Bel istirahat sudah berbunyi lima menit yang lalu. Bayangan semua murid dalam kelas sudah lenyap sekajap saja. Semua sudah berlarian pergi ke kantin untuk mengisi energi sebelum pelajaran di mulai kembali.
Berbeda dengan yang lainnya, terlihat tiga cewek yang sedang berbincang-bincang serius di taman. Mereka sangatlah serius mengobrol hingga lupa untuk mengisi perut.
"guys!!" seru Y/N dengan tatapan tajam dan raut muka serius.
"nape nih muka lu serius amat?" tanya Jennie yang penasaran.
"Gue pacaran sama Wonwoo." jujur Y/N kepada kedua sahabatnya yang memang belum mengetahui kabar ini.

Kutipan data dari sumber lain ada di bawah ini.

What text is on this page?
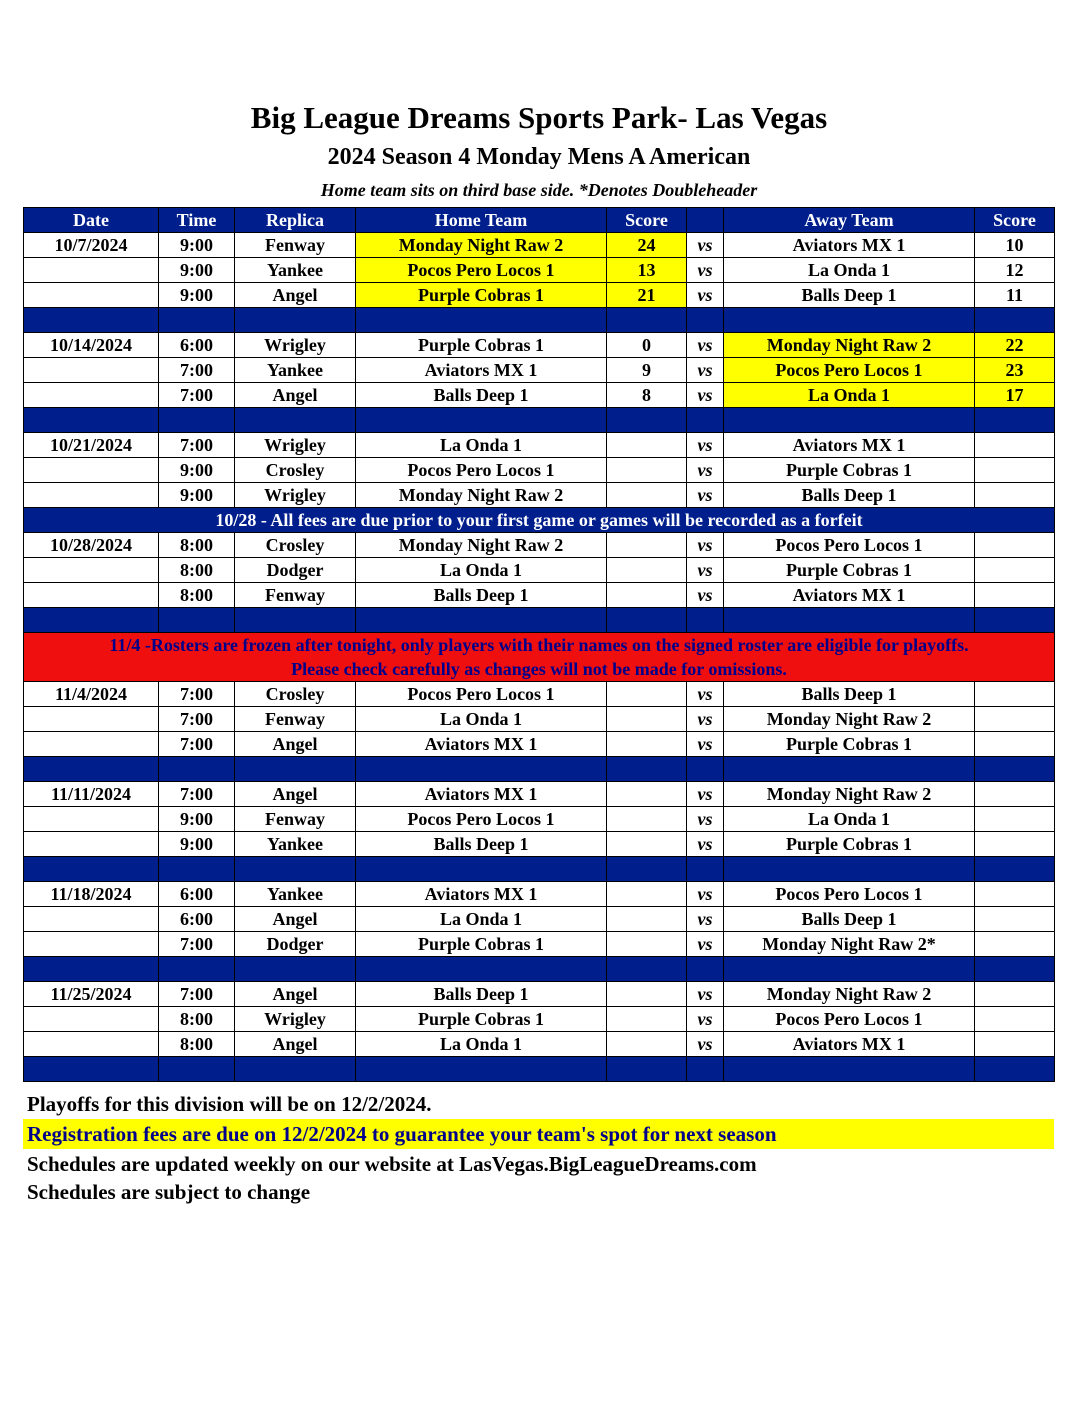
Big League Dreams Sports Park- Las Vegas
2024 Season 4 Monday Mens A American
Home team sits on third base side. *Denotes Doubleheader
Date	Time	Replica	Home Team	Score		Away Team	Score
10/7/2024	9:00	Fenway	Monday Night Raw 2	24	vs	Aviators MX 1	10
	9:00	Yankee	Pocos Pero Locos 1	13	vs	La Onda 1	12
	9:00	Angel	Purple Cobras 1	21	vs	Balls Deep 1	11

10/14/2024	6:00	Wrigley	Purple Cobras 1	0	vs	Monday Night Raw 2	22
	7:00	Yankee	Aviators MX 1	9	vs	Pocos Pero Locos 1	23
	7:00	Angel	Balls Deep 1	8	vs	La Onda 1	17

10/21/2024	7:00	Wrigley	La Onda 1		vs	Aviators MX 1	
	9:00	Crosley	Pocos Pero Locos 1		vs	Purple Cobras 1	
	9:00	Wrigley	Monday Night Raw 2		vs	Balls Deep 1	
10/28 - All fees are due prior to your first game or games will be recorded as a forfeit							
10/28/2024	8:00	Crosley	Monday Night Raw 2		vs	Pocos Pero Locos 1	
	8:00	Dodger	La Onda 1		vs	Purple Cobras 1	
	8:00	Fenway	Balls Deep 1		vs	Aviators MX 1	

11/4 -Rosters are frozen after tonight, only players with their names on the signed roster are eligible for playoffs.
Please check carefully as changes will not be made for omissions.							

11/4/2024	7:00	Crosley	Pocos Pero Locos 1		vs	Balls Deep 1	
	7:00	Fenway	La Onda 1		vs	Monday Night Raw 2	
	7:00	Angel	Aviators MX 1		vs	Purple Cobras 1	

11/11/2024	7:00	Angel	Aviators MX 1		vs	Monday Night Raw 2	
	9:00	Fenway	Pocos Pero Locos 1		vs	La Onda 1	
	9:00	Yankee	Balls Deep 1		vs	Purple Cobras 1	

11/18/2024	6:00	Yankee	Aviators MX 1		vs	Pocos Pero Locos 1	
	6:00	Angel	La Onda 1		vs	Balls Deep 1	
	7:00	Dodger	Purple Cobras 1		vs	Monday Night Raw 2*	

11/25/2024	7:00	Angel	Balls Deep 1		vs	Monday Night Raw 2	
	8:00	Wrigley	Purple Cobras 1		vs	Pocos Pero Locos 1	
	8:00	Angel	La Onda 1		vs	Aviators MX 1	

Playoffs for this division will be on 12/2/2024.
Registration fees are due on 12/2/2024 to guarantee your team's spot for next season
Schedules are updated weekly on our website at LasVegas.BigLeagueDreams.com
Schedules are subject to change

"Apaa?!?!?!?!" sahut duo J 'Jennie Jisoo bersamaan'
"kapan? kok lo ga ngasih tau kita?"
"sekitar seminggu yang lalu, ini gue ngasih tahu."
"Seminggu? kok baru ngasih tahu sekarang? selama ini kita lo anggep apa?!" sentak Jisoo tidak terima.
"Ga usah ngegas bambank!! biar Y/N ngejelasin dulu." tegur Jennie pada Jisoo yang kaget seperti tidak terima dengan apa yang dikatakan Y/N.
"Maafin gue yahh... jadi gini-"
Satu hari setelah tragedi baku hantam antara Mingyu dengan Wonwoo. Entah kenapa Y/N sangat merasa terpukul. Dia merasa semua ini salah nya, terutama Wonwoo. Gara-gara dia, Wonwoo jadi terluka. Sifat Mingyu yang dianggap egois dam seenaknya sendiri membuat Y/N semakin membencinya. Lebih tepatnya Y/N benci dengan Mingyu karena sampai sekarang di masih mencintai Mingyu.
FLASHBACK.
Hari sudah mulai gelap. Tugas Matahari pun sudah digantikan oleh bulan. Keindahan kota Seoul begitu terpancar dengan gemerlap lampu gedung pencakar langit serta keramaian kotanya. Angin yang tidak terlalu dingin menambah suasana santai menikmati Lukisan Tuhan.
Suara bising kendaraan membuat lamunan Y/N sedikit pecah. Dia berfikir, apakah melupakan Mingyu adalah solusi yang tepat untuk melindungi Wonwoo atau tetap mengharapkan Mingyu dan membuang kesempatan membalas Wonwoo?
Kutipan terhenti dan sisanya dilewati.